Finally, a lull in my workplace. My team has worked hard in this project to get to this point where the pace has slowed and we have time to address outstanding lower priority items that have been outstanding for a while. We also have time to attend internal and external training sessions, which is always a nice break away from work. Things are not going as smoothly at my wife’s workplace. She is stepping up into a higher level role for a period of time as a trial and the ongoing uncertainty with the restructuring has lowered morale in general. It’s her month end this week and looks like a busy one to get through.
Anyway, I would still count ourselves as fortunate that we still have our jobs. From what we hear, the graduate employment market is worse than the experienced employment market. Reason being experienced employees can still be cross-trained to take on other roles while fresh graduates have to be trained from scratch. The former is less costly than the latter and firms are all about cost control these days as revenue streams dry up.
Despite the workload at our jobs, we are not required to travel and usually get off work by 7 plus, sometimes at 6 plus. On certain occasions when it gets really busy, we will work until 8 plus but this only happens a few days each month. We are not required to work on weekends but my wife sometimes works on public holidays. She goes in to the office for less than a day and gets a full day off-in-lieu. The pay is decent when you compare it to the number of hours we put in and our stress levels. We have heard the work conditions are a lot worse at other banks.
Which brings me to this conclusion. We actually have a lot more downtime than we thought. At least 4 hours each weekday and the entire weekend. Thinking about what we do with all that downtime actually makes me feel bad for ourselves. We are definitely not hustlers because we refuse to give up our family life, social life, etc. But we have done enough to offer one piece of advice to the readers who have been asking me how we got to where we are with our asset accumulation.

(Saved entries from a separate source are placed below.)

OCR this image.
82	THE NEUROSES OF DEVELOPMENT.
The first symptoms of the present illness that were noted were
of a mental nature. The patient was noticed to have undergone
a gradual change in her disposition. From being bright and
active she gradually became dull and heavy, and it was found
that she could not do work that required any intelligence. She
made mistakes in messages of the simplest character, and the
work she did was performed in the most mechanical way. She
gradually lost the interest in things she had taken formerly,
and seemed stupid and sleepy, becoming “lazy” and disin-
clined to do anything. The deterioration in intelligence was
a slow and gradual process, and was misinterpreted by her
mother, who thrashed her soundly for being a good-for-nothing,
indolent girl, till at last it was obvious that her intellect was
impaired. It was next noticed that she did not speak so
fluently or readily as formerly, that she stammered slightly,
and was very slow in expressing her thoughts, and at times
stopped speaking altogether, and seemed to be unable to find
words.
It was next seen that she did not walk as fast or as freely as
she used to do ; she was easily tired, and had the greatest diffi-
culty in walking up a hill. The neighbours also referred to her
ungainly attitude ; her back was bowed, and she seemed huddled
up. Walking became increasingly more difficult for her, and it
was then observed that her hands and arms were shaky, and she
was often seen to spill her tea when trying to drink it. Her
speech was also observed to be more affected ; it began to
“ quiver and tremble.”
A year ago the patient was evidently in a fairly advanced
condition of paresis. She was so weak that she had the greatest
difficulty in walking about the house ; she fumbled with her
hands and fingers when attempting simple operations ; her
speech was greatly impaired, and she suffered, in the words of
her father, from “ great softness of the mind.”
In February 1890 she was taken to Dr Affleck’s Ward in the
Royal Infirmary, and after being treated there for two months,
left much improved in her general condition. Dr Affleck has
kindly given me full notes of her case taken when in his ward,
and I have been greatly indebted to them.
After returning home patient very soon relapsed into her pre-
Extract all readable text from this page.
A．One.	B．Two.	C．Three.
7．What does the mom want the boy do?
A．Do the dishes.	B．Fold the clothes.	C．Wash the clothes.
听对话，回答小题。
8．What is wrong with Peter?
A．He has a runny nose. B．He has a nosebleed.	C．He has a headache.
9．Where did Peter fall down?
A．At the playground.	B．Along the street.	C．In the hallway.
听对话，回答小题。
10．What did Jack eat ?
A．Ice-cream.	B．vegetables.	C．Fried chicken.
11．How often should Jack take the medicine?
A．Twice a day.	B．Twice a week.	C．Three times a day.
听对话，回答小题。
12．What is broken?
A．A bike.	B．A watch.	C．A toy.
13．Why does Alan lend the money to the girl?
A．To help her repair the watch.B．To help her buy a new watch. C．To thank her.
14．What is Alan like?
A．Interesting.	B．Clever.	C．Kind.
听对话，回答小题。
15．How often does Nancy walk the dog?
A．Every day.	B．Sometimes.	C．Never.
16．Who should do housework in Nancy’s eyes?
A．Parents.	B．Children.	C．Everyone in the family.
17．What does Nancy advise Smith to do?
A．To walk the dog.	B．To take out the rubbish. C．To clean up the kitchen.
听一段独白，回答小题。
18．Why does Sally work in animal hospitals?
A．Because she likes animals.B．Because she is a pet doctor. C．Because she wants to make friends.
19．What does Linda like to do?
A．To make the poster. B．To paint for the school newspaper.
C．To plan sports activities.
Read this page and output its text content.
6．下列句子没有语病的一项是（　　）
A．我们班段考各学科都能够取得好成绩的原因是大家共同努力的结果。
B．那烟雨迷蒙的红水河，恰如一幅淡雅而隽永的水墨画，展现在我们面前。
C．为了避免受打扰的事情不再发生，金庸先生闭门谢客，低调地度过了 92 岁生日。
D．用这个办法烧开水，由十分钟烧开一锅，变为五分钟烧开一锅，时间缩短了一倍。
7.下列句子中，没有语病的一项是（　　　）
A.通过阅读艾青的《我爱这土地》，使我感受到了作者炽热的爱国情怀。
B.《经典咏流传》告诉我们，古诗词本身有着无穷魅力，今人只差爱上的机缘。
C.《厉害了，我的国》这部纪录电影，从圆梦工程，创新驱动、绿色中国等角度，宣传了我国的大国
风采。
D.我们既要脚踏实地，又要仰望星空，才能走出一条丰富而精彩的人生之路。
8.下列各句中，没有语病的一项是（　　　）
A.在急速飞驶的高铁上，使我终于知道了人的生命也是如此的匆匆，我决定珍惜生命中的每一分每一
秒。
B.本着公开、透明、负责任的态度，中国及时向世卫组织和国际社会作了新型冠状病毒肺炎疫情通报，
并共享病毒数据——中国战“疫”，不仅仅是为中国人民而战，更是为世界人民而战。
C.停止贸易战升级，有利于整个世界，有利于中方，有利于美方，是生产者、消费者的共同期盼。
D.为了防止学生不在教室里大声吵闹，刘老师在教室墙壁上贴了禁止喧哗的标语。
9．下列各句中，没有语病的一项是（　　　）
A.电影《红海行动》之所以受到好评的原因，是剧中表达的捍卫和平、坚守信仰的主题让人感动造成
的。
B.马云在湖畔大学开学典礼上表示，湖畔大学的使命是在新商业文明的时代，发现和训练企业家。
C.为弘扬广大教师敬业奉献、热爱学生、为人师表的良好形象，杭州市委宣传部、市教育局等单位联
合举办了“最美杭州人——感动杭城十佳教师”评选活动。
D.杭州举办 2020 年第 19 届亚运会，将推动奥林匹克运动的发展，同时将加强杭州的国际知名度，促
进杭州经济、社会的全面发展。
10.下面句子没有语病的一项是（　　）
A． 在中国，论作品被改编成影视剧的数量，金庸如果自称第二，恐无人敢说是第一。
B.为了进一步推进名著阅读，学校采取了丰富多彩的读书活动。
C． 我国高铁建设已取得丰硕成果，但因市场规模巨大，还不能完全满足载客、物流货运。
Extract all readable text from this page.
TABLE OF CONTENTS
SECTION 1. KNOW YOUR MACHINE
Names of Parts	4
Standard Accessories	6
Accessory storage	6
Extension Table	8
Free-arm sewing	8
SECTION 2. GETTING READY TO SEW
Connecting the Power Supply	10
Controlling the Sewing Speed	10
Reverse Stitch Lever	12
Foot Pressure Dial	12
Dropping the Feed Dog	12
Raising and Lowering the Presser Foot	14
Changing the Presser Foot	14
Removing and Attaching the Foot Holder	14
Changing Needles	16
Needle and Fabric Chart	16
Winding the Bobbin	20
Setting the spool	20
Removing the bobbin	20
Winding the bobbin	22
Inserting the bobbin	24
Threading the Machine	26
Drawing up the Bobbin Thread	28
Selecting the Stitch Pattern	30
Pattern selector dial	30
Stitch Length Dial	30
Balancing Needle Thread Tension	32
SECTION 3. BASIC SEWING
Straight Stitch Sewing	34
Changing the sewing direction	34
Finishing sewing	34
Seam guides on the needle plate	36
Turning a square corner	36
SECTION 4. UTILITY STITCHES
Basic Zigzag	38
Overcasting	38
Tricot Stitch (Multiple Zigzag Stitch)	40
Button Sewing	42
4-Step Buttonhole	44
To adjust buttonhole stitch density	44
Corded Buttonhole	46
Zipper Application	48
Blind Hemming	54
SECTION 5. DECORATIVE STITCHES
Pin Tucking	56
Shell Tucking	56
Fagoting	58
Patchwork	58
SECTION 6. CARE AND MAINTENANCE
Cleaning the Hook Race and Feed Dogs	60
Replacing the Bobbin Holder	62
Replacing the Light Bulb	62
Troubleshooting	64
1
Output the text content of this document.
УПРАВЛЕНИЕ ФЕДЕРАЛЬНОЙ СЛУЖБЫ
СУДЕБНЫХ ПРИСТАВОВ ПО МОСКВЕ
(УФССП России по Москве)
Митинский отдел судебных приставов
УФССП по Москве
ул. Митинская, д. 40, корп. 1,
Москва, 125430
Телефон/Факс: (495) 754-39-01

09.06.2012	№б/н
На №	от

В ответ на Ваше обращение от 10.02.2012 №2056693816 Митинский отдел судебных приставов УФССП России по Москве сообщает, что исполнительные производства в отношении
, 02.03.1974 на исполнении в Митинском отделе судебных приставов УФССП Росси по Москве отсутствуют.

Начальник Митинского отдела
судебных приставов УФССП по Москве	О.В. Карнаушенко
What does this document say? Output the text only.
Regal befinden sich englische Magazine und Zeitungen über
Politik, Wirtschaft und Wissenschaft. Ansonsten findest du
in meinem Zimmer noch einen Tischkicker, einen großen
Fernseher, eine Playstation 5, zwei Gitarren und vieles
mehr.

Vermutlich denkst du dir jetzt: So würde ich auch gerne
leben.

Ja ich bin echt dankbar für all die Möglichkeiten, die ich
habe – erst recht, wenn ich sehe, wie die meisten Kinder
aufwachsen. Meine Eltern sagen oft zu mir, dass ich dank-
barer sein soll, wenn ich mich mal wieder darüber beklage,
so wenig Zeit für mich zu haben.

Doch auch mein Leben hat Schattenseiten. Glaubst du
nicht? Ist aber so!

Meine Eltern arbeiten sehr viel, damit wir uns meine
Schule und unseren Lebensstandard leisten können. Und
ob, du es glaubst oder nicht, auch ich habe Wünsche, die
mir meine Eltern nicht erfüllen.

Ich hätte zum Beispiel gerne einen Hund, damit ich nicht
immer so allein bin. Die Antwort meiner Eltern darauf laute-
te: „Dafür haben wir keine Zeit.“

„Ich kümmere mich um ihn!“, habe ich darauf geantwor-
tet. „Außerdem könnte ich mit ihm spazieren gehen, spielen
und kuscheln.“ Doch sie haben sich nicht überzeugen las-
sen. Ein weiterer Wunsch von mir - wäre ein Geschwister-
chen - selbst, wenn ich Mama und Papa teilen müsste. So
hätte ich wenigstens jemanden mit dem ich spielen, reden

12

Don’t overthink and just do it
This is it: Stop overthinking and start doing. It’s amazing when I look at what fresh graduates and experienced employees our age are considering these days.
- How to stop working full-time as soon as possible and still enjoy all the luxuries
- How to retire early by investing
- I want to have a great career and work in a job that I am passionate about
- I want to be a successful entrepreneur and make a difference in the world
All fantastic stuff to ponder and ambitious goals to aim for. However, when you look at what they are doing on a day to day basis, it doesn’t add up. The reality of achieving any of the above requires you to be exceptional. Being normal like us isn’t going to cut it. Which means you have to be better than us. Yet, we continue to see people stuck at the planning stage and not take any action.
We didn’t get to this point just by planning alone. A career path is forged by executing the strategies you come up with consistently and knowing when to take risks. Don’t think about quitting even before you begin. Take it one step at a time and it’s pointless comparing your achievements to others. No need to make yourself feel better or worse. Most importantly, don’t burn yourself out. Once that happens, it will take you a long time to recover and you will never be the same.
I have a good personal example of this. When my wife first started her graduate program at a bank in Australia, she was the youngest and most inexperienced in her cohort. Everyone else had more work experience and better grades. We later found out that my wife was actually the replacement choice because one graduate dropped out after accepting his/her offer. That was probably the reason why it took several months for the bank to get back to my wife.
My wife is not a fast learner and doesn’t plan a few steps ahead. She just focuses on her current and next step. She’s not lazy but takes a while to pick stuff up. But she doesn’t work overtime to make up for it because she just takes her time to eventually understand it. Her learning and work curve looks like a gentle incline. Not steep at all but ever sloping upwards. This has allowed her to still thrive in the corporate world, while others have been burnt out or become disillusioned.
Often, you will find that taking it one step at a time in the corporate world works better than constantly thinking about how to navigate the long journey ahead. Focus on what you are doing and start working on it. The results will show over time but not if you keep getting distracted.